I’ve just started at a new job this past month and looks like they have NO source control for their code. They are relying on the backups their hosting provider takes for them.
After talking a bit I convinced my boss that we should definitely be using source control and after I gave a short seminar on it, the entire team is on board; they loved Mercurial.
So right now this is the way we work:
º----------BitBucket
º---------/
º--------/
Myself and the three other developers hg pull
from BitBucket, make our changes, then hg push
to BitBucket.
Now for deployment, someone would need to FTP the latest files towards the production server.
I was thinking of installing Mercurial on our server, and using hg clone
(subsequently hg pull
) to keep the versions up to date on production.
º---push->-----BitBucket----<-pull-----º (production server)
º---push->----/
º---push->---/
Is this a good idea? Any potential pitfalls I may not be seeing? Has anybody here done something similar? How do you deploy a large PHP framework application (We’re using Moodle)?
2
This is certainly a good idea and it is a common method to use for deployment. You might want to use a stable branch for deployment purposes whilst keeping trunk for ongoing development so that you can test the stable branch before you deploy it into production.
The only problem can come when you have sensitive information in your code base (such as API keys etc) that you do not wish to upload to third party servers (in your case that would be Bitbucket). In this case a simple script that is run once you have pulled the data from the repository to restore the sensitive data in the correct place will solve that issue.
Mind that this deployment strategy is not atomic. It might happen that some files are already updated while other files might still be in the old state while the application is being hit. This can cause unexpected side effects.
A way to do atomic deployments is by i.e. using symlinks. Create a directory containing the new files. when everthing is ready change a symlink for the directory used. If you keep the old version around you can also easily rollback.
2
Another (in my opinion better) possibility: use a build server / continuous integration server.
Short short explanation: this is a server (can be in-house, doesn’t need to be on the internet) that you set up to monitor your repositories, and whenever there are new changesets in the repos, the server builds your code (AFAIK this is not necessary in PHP), runs unit tests and deploys your code to the web server.
For more information, check these links:
- Wikipedia article about CI
- Stack Overflow question: What is the point of a “Build Server”?
There are a lot of different products for CI out there, but the only one I’ve used so far is TeamCity. Very easy to set up…in fact, it’s the first one I tried, and I liked it so much that I sticked with it.
Alternative cheap solution:
If setting up a build server is too much effort or if you’d like more control about when exactly your site is deployed, just set up a script file (Batch/Powershell on Windows, or something similar on Linux/Mac) that pulls the newest version from your repository and FTPs it on the production server.
Basically, it’s the same as a build server, only simpler.

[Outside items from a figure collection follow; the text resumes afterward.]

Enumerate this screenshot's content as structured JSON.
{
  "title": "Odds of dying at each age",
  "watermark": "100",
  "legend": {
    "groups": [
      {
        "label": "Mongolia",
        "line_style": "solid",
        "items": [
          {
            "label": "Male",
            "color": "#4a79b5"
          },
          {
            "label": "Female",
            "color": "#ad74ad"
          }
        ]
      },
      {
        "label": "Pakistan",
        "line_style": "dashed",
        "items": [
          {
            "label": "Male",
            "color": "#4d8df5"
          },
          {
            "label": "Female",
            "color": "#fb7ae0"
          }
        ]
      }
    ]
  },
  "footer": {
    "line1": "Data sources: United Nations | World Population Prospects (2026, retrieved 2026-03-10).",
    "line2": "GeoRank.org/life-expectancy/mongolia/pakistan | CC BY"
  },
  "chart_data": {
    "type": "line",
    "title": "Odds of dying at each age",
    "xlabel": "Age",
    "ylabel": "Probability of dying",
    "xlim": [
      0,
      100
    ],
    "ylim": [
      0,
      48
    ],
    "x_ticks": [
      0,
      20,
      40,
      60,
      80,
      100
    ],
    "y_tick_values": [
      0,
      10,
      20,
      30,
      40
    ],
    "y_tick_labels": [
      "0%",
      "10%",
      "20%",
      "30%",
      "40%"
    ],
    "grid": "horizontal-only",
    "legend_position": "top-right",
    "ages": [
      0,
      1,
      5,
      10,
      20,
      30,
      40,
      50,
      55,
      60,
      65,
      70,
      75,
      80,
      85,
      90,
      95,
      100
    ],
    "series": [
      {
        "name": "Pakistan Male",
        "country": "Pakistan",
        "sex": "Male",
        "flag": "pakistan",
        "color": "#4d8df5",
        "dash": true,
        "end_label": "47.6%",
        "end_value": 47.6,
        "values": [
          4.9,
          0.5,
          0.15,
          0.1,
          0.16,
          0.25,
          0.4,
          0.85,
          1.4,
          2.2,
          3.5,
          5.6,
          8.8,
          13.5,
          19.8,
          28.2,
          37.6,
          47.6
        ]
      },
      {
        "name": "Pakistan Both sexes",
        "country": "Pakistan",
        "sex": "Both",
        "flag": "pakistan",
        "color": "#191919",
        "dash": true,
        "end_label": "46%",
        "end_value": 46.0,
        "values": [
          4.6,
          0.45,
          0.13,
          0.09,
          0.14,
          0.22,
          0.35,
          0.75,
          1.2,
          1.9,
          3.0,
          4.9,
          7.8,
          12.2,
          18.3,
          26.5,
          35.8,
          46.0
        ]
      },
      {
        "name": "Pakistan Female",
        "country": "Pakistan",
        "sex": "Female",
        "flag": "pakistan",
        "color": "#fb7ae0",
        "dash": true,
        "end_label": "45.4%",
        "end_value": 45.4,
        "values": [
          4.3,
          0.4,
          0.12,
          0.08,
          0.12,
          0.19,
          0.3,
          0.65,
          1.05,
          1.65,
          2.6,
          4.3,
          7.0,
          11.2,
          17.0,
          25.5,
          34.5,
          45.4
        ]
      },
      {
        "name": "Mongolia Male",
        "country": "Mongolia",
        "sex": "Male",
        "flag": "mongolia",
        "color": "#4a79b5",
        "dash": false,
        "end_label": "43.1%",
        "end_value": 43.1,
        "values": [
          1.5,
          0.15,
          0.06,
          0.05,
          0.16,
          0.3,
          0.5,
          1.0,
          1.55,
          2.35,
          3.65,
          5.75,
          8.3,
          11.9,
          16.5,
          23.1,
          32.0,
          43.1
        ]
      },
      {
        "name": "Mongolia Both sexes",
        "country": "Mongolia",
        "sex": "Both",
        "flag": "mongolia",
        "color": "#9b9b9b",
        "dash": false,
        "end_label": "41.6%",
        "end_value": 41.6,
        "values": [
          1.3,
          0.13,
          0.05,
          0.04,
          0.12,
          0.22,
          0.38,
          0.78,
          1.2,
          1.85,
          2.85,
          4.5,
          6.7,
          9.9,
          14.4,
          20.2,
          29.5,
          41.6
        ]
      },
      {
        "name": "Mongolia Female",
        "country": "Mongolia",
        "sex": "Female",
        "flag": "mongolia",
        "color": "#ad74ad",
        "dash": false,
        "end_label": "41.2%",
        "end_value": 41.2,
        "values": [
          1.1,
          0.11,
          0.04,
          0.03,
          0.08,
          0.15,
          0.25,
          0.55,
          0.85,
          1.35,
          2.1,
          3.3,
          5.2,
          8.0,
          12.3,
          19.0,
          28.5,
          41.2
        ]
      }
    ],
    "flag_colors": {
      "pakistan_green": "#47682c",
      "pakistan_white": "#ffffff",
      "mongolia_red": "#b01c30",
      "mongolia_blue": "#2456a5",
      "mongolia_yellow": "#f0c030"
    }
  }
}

No matter how exactly you solve it in the end…be sure to automate it somehow!
You want to be able to deploy with a single click/by typing a single command, so that EVERYBODY can do it without having to know anything special, and without making mistakes – even in case of a disaster or under stress.
We do this, or things similar to this. The nonatomic @johannes mentions angle is one issue, though in realistic terms it happens so fast it should be OK and there are ways around this as he points out.
Probably more important than this non-atomicity would be “how do you manage database schema updates” — deploying bad code this way makes fixing that easy. The big issue is when you deploy an update that changes the database that you wish to roll back. Or if you are making bad updates and corrupting data.
The other issue we had with DCVS tools (as opposed to using SVN) is that you now have a copy of the entire codebase on the machine someplace an attacker could potentially grab. And also that that DCVS codebase can get pretty heavy size-wise, which could matter if you are paying for storage and/or backup. We are still using SVN for the final deployment for these reasons.
It is a great idea, however keep in mind the following:
- Try not to commit on the server (although some rare times it makes sense to do this, e.g. installing a plugin or adding content assets)
- Use a staging server or a secondary repository deployment for testing
- Be always careful that
hg update -C
doesn’t affect production (i.e. delete important files) - Have a production and a development branch, only deploy the production branch
- Treat assets as backup (e.g. images for content,) and ignore user data (e.g. attachments/uploads, cache, etc)
- Always have a clean
hg status
output on the server (this will help you make sure you are ignoring things as cache) - Don’t deploy the repository in the web folder. Use symlinks from outside the public space (e.g. ln -s /myrepo/src/web /public_html/myapp)
- Be careful not to version configuration files (specially with database passwords or other)
- Don’t use instead of a production backup, this is a development backup for production code, not production data
Finally, I think the most valuable thing for adding a DVCS to your deployment process is that this will add security to your deployment, sometimes hackers inject malicious code to your stuff and you really have no means of detecting it easily without something like version control (specially distributed, since the distributed aspect to VCS makes it easier to check for integrity of your files).
I’ve had some sites gotten hacked a few times, having Mercurial helps me litterally undo this hacks by just issuing an hg update -C
in the server (of course you might want to do an hg status
and get the affected files for later analysis).